Abbott's competition review will weigh on big business
There’s concern from large business interests that in the competition review being organised by the Minister for Small Business, Bruce Billson, big business is going to be unfairly targeted, perhaps even clobbered.
Reflecting this view, Stephen Bartholomeusz last week expressed relief that the review panel is a “surprisingly balanced one” (Muscle and might: A panel to protect Australian competition, March 27). Further, that “the review won’t be loaded against competitors purely because of their size.”
I’ve heard these sorts of concerns many times. Typically the argument is that small businesses shouldn’t be given special advantage in their dealings with big business.
As a persistent advocate for small business people I, along with my colleagues at Independent Contractors Australia and others, will be heavily inputting into the competition review process.
The reality is that for decades, small business people have been patted on the head and told we’re the salt of the earth! But when it comes to hard-nosed policy outcomes, we’ve have been consistently duded.
It comes down to a simple equation: Small business people are so busy earning an income that we rarely have the time to sustain strong lobbying. In comparison members of the big business sector throw endless resources at pushing their causes.
Good luck to them. I know big business lobbyists on packages of $400,000 plus with substantial staffs and travel and accommodation budgets. They spend their time duchessing politicians and bureaucrats in the halls of Australia’s parliaments and corridors of power.
In comparison, small business ‘barrow pushers’ more often struggle to cover airfare and motel costs. This is not a complaint, just a reality. But this time we want to make it different.
Over many years we’ve put a big effort into Tony Abbott, Bruce Billson, Eric Abetz and the Abbott Coalition team while they were in opposition. We’ve had one political message for them: The Coalition’s political survival is tied to the 7.5 million people who own, run and work in small business (and their families).
Further to this, we say that big business will sleep with whichever political operatives suit their self-interest at any time. That’s natural! What assisted our messaging is that during the Rudd/Gillard period big business kept proving that point to the Coalition. Big business only ‘discovered’ the Abbott team when the Coalition’s election win looked inevitable!

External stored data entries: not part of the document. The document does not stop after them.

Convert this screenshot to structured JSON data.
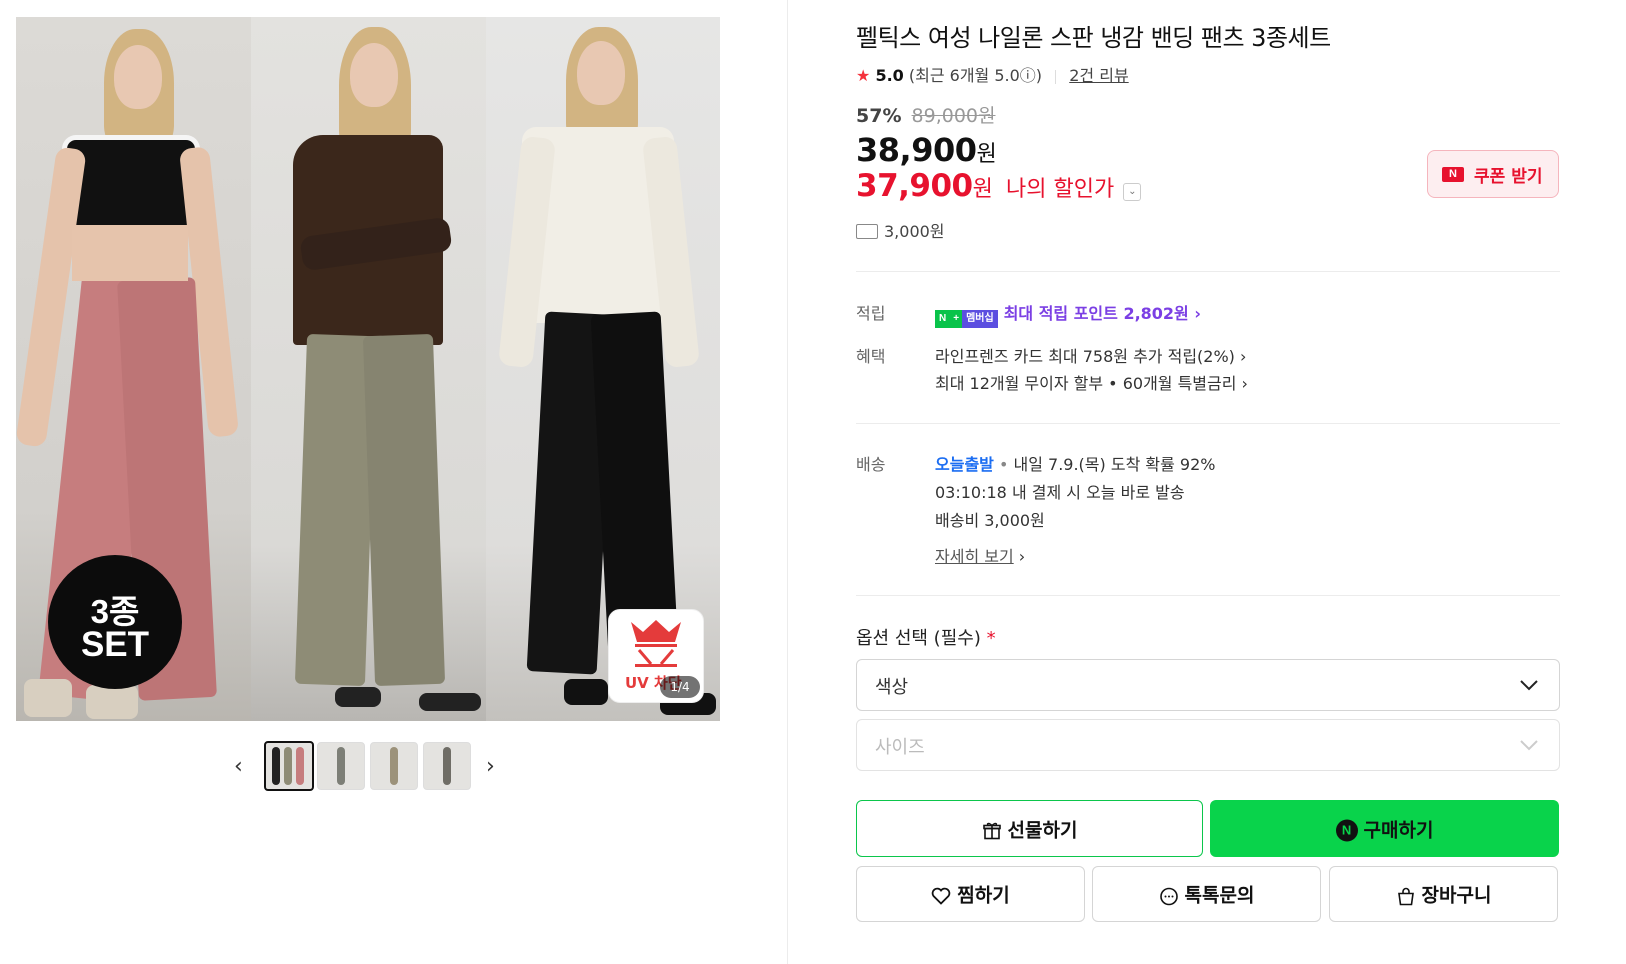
{
  "gallery": {
    "badge_line1": "3종",
    "badge_line2": "SET",
    "uv_label": "UV 차단",
    "counter": "1/4"
  },
  "product": {
    "title": "펠틱스 여성 나일론 스판 냉감 밴딩 팬츠 3종세트",
    "star": "★",
    "rating": "5.0",
    "rating_recent": "(최근 6개월 5.0ⓘ)",
    "review_count": "2건 리뷰",
    "discount_pct": "57%",
    "original_price": "89,000원",
    "price": "38,900",
    "price_unit": "원",
    "my_price": "37,900",
    "my_price_unit": "원",
    "my_price_label": "나의 할인가",
    "coupon_label": "쿠폰 받기",
    "shipping_fee": "3,000원"
  },
  "benefits": {
    "points_label": "적립",
    "points_badge_n": "N",
    "points_badge_plus": "+",
    "points_badge_member": "멤버십",
    "points_text": "최대 적립 포인트 2,802원 ›",
    "perks_label": "혜택",
    "perk1": "라인프렌즈 카드 최대 758원 추가 적립(2%) ›",
    "perk2": "최대 12개월 무이자 할부 • 60개월 특별금리 ›"
  },
  "delivery": {
    "label": "배송",
    "today": "오늘출발",
    "dot": " • ",
    "arrival": "내일 7.9.(목) 도착 확률 92%",
    "countdown": "03:10:18",
    "countdown_text": "내 결제 시 오늘 바로 발송",
    "fee": "배송비 3,000원",
    "details_link": "자세히 보기",
    "details_chev": "›"
  },
  "options": {
    "title": "옵션 선택 (필수)",
    "required_mark": "*",
    "color_select": "색상",
    "size_select": "사이즈"
  },
  "actions": {
    "gift": "선물하기",
    "buy": "구매하기",
    "wish": "찜하기",
    "talk": "톡톡문의",
    "cart": "장바구니"
  },
  "colors": {
    "accent_green": "#09d34b",
    "sale_red": "#e7122e",
    "points_purple": "#7b3fe4",
    "link_blue": "#1b6df2"
  }
}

As Opposition leader, Tony Abbott adopted the small business political message strongly. This was reflected in the high position he gave to Bruce Billson as Shadow Minister for Small Business. In addition, those politics were given substance in the Coalition’s policy commitments. Billson made this clear in a presentation he gave to an Independent Contractors Australia policy forum in August last year. Our YouTube record of Billson’s presentation explains much of the Coalition’s policy detail, with more outlined in the Coalition’s pre-election policy documentation.
Looking at this record of commitment, I can understand why big business lobbyists are worried. Have no doubt the Abbott team’s commitment is to a major recalibration of how business is done in Australia. Significant steps have occurred.
They’ve thrown out the corporate welfare deals cooked up by big business in bed with big unions to extract money and favours from big government. Abbott’s approach to Holden, Toyota, Qantas and Coca Cola’s subsidiary SPC has upset much of the big business lobbyists’ business model. A good thing I say.
The competition review indicates there’s more to come. On reading the political wind, Coles and Woolworths have entered a voluntary code regulating ‘fair’ dealings with their small business suppliers. Now the big two are desperate to pull the smaller competitors such as Aldi into a compulsory code. It’s amazing how competition works!
The supermarkets’ behaviour has long been a campaign item for Billson. Not formally involved in the code, he’s perhaps watching developments with keen interest and a wry smile.
Billson has also made it clear that he’ll be moving to apply the consumer fair contract laws to small business people, whatever the outcome of the competition review.
However, those of us involved in small business advocacy are realists. The Abbott team has made commitments in Opposition. But when political parties secure government big business focuses and often has the resources and skills to neuter those commitments.
In explaining some of the politics around this competition ‘recalibration’ I need also to explain the policy issues. I’ll do this in subsequent Business Spectator articles along with more on politics. I’d invite debate.
In his book Battlelines, Tony Abbott stated that good politics comes from good policy. Under the Abbott government the policy and politics of competition is moving to transform business in Australia.
Ken Phillips is executive director of Independent Contractors Australia and author of Independence and the Death of Employment.